Awas, Layanan Buruk Indikasi Pungli

Foto bersama usai penandatangan

PALANGKA RAYA, KP – Biasanya bila layanan buruk terindikasi terjadinya pungutan liar (pungli) dan beragam pungutan tidak syah lainnya, ungkap Ketua Umum Ombudman RI Azulian Rifai, Kamis (19/10).

Hal itu ia tegaskannya pada penandatanganan kerjasama peningkatanan layanan publik dengan jajaran Pemerintah Provinsi Kalteng, dan Kabupaten/kota di Aula Eka Hapakat Kantor Gubernur.

Dikatakan semakin baik layanan publik juga semakin berkurang terjadinya praktek pungli.

Karena itu ia berharap melalui kerjasama itu mampu mencegah praktek pungli yang berpotensi merugikan bahkan memiskinkan masyarakat. Ia mencontohkan betapa sulitnya masyarakat kita memperoleh sebuah sertifikat tanah.

Padahal masyarakat dimaksud sudah lama turun temurun tinggal dan menempati lahan miliknya itu secara syah, dan berhak memperoleh sertifikat tanah yang ia tempati. Disinilah peran ombudman memberikan bantuan.

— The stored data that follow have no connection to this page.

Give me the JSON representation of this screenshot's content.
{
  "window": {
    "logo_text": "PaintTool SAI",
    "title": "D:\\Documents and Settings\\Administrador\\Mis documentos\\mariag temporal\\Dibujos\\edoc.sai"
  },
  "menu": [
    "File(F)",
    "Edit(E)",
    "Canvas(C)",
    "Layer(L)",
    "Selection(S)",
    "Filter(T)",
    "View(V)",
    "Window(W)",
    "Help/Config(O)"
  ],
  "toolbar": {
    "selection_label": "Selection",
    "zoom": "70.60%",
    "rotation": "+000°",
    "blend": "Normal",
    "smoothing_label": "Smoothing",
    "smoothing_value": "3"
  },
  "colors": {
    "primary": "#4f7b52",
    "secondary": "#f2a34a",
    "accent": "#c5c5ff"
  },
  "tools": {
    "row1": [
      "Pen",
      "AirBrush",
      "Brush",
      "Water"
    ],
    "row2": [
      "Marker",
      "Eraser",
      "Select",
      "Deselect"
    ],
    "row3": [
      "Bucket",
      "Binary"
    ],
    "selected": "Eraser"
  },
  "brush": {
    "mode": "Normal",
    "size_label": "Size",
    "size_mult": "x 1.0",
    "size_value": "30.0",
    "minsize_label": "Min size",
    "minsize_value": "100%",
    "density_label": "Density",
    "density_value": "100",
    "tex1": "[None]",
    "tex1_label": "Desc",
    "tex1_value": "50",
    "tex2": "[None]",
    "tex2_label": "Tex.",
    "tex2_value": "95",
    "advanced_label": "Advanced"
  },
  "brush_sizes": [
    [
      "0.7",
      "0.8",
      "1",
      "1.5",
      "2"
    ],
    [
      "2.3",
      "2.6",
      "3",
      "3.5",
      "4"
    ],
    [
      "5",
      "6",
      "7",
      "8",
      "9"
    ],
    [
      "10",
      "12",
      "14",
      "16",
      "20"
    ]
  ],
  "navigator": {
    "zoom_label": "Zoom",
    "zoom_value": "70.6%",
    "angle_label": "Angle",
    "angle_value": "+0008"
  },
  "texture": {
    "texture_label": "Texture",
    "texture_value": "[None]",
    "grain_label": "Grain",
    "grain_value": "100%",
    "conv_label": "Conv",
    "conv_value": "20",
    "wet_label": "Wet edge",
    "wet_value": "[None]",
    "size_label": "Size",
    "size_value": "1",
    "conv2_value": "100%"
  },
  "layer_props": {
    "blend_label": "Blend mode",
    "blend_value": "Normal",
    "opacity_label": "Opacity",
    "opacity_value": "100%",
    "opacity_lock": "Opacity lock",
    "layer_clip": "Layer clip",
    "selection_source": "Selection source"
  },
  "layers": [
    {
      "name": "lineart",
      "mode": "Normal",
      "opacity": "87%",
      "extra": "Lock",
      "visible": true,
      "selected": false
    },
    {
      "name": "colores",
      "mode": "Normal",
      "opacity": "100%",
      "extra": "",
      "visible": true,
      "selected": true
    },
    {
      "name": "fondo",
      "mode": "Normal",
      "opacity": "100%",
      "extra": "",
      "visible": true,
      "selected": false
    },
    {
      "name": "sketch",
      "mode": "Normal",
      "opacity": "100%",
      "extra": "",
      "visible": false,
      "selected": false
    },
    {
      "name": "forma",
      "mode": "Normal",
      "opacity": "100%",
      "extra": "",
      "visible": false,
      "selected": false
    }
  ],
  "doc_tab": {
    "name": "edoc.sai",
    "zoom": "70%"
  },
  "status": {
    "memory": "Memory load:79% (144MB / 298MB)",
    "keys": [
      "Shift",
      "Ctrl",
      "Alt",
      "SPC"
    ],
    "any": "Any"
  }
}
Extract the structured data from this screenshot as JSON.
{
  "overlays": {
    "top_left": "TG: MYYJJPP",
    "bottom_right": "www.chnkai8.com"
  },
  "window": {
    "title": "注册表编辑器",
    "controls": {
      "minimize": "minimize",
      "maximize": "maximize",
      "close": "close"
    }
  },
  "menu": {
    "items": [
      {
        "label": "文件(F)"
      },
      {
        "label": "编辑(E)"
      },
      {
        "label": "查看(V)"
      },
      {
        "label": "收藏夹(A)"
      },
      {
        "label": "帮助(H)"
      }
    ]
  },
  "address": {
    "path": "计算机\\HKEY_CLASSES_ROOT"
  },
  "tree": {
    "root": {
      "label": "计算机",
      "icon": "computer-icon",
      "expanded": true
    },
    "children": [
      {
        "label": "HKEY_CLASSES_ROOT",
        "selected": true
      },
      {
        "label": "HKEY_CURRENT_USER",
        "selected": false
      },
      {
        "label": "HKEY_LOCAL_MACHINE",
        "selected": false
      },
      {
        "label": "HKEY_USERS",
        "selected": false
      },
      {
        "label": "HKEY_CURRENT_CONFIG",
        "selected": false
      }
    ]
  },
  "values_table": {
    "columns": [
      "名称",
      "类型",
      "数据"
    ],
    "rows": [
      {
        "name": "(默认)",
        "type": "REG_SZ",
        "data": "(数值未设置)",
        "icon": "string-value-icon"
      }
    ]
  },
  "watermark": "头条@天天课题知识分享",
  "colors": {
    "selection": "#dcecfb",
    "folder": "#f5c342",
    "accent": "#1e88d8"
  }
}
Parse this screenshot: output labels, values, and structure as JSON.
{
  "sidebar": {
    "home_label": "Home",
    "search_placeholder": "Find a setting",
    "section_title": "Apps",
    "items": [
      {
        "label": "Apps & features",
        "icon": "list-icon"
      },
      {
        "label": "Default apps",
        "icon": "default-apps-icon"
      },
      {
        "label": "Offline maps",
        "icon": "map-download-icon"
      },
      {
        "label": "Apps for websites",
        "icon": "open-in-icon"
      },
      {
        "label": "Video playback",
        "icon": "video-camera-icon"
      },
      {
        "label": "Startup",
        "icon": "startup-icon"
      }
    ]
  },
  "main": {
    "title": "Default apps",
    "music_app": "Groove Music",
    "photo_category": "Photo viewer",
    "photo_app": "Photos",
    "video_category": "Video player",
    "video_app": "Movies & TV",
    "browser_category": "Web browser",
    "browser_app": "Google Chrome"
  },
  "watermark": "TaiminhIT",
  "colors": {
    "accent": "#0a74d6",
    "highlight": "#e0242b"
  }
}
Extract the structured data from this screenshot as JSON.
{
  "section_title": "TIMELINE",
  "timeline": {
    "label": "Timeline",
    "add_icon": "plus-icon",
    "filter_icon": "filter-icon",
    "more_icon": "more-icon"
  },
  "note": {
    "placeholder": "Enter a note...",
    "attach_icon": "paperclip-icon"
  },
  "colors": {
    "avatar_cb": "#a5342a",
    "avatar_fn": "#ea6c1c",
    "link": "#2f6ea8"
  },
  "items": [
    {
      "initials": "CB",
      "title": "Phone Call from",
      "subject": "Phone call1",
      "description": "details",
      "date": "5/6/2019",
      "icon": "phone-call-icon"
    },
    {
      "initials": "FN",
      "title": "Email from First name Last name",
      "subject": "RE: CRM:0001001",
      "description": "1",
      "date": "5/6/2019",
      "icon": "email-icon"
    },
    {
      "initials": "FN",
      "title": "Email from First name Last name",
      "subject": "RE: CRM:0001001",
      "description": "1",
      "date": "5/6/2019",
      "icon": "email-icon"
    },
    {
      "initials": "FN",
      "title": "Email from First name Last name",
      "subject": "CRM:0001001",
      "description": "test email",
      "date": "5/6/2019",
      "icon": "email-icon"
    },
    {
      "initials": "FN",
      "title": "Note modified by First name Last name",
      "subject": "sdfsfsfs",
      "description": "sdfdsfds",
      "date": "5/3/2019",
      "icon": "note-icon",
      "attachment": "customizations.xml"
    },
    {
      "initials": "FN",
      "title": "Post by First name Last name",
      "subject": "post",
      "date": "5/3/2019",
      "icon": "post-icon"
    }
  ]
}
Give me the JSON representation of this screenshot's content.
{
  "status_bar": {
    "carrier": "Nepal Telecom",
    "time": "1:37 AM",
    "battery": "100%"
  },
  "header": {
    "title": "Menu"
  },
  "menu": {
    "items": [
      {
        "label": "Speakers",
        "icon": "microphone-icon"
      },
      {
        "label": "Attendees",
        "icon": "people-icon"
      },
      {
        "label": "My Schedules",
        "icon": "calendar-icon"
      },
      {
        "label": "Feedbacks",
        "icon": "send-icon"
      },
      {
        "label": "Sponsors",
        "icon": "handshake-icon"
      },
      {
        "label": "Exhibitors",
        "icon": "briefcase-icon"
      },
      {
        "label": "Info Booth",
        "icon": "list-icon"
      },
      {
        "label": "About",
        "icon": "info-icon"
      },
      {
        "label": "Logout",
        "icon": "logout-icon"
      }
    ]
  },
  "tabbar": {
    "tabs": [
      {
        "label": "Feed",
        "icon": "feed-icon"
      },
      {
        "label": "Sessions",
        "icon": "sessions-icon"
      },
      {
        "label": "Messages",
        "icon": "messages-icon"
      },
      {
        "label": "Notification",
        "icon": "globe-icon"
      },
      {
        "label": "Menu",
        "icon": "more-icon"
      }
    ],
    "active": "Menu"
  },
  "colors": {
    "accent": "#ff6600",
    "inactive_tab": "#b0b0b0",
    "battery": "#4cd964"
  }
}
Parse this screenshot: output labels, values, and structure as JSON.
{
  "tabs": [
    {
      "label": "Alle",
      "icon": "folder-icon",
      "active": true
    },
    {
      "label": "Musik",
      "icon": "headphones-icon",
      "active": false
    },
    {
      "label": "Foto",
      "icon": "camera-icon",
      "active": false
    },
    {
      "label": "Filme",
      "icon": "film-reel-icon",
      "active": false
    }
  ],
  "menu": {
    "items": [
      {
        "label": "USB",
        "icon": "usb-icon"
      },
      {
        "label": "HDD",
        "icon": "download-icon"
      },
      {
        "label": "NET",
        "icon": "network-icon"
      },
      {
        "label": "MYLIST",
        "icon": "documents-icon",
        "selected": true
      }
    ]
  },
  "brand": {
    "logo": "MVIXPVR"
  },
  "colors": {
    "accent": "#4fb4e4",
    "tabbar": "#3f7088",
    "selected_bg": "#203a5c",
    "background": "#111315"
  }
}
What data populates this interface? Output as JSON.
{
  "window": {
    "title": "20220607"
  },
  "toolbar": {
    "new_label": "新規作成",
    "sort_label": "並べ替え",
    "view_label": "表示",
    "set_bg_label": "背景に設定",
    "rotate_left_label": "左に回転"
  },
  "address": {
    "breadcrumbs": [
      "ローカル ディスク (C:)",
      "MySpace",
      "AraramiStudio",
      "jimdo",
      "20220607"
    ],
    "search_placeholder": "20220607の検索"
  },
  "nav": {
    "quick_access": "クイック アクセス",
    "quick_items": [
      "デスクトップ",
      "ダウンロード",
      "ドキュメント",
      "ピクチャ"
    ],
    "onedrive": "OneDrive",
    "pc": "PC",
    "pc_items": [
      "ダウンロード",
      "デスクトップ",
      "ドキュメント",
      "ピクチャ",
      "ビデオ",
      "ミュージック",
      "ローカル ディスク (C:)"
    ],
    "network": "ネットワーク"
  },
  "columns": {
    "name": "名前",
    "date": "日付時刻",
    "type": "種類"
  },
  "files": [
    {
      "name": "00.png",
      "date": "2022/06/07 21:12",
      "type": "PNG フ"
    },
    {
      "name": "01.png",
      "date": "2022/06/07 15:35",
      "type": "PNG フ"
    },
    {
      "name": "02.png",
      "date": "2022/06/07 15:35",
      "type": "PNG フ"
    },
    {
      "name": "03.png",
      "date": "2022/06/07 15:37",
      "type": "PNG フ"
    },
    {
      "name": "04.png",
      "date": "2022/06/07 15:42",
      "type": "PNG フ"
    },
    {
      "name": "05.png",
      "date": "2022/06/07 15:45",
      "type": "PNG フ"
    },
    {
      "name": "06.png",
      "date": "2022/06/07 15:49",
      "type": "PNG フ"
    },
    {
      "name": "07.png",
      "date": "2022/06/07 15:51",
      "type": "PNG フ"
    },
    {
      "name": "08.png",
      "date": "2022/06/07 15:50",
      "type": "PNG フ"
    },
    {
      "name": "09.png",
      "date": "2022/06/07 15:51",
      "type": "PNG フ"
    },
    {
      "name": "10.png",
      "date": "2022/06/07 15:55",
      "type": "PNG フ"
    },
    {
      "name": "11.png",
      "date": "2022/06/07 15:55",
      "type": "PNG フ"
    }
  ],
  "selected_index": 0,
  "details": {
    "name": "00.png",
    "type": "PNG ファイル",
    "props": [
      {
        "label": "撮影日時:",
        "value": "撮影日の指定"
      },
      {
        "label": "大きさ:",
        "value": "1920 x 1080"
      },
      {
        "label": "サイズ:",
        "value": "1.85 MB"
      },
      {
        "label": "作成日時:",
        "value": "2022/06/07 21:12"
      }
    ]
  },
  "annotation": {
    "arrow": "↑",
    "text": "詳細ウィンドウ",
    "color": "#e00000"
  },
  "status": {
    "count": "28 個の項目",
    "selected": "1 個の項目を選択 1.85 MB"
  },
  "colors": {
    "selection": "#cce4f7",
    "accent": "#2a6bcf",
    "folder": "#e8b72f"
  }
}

Rifai menyatakan budays saling membantu ditengah masyarakat kita perlu lestarikan, sebab dengan pendekatan budaya layanan publik bisa ditingkatkan, agar aparatur sipil negara kita Indonesia mampu menjadi yang terbaik.

Melalui beragam kekayaan adat dan budaya bangsa akan mampu mempersatukan Indonesia yang sangat beragam suku dan agamanya. Kapan perlu budaya dimaksud dilombakan di daerah dan tingkat provinsi bahkan nasional.

Sementara itu Wakil Gubernur Kalteng Habib Said Ismael pada kesempatan yang sama menegaskan peningkatan layanan publik menjadi hal prioritas bagi Pemerintah Provinsi Kalteng agar bisa mencapai sasaran visi-misi Kalteng BERKAH.

Hal itu juga terkait bagaimana melakukan penguatan birokrasi Pemerintahan, agar kepuasan masyarakat terhadap layanan publik bisa dicapai.

Acara penandatangan dilakukan oleh Ketua Ombudman RI, Ombudman Kalteng, Wagub Kalteng dan disaksikan Forkumpinda dan pihak terkait lainnya. (drt/K-8).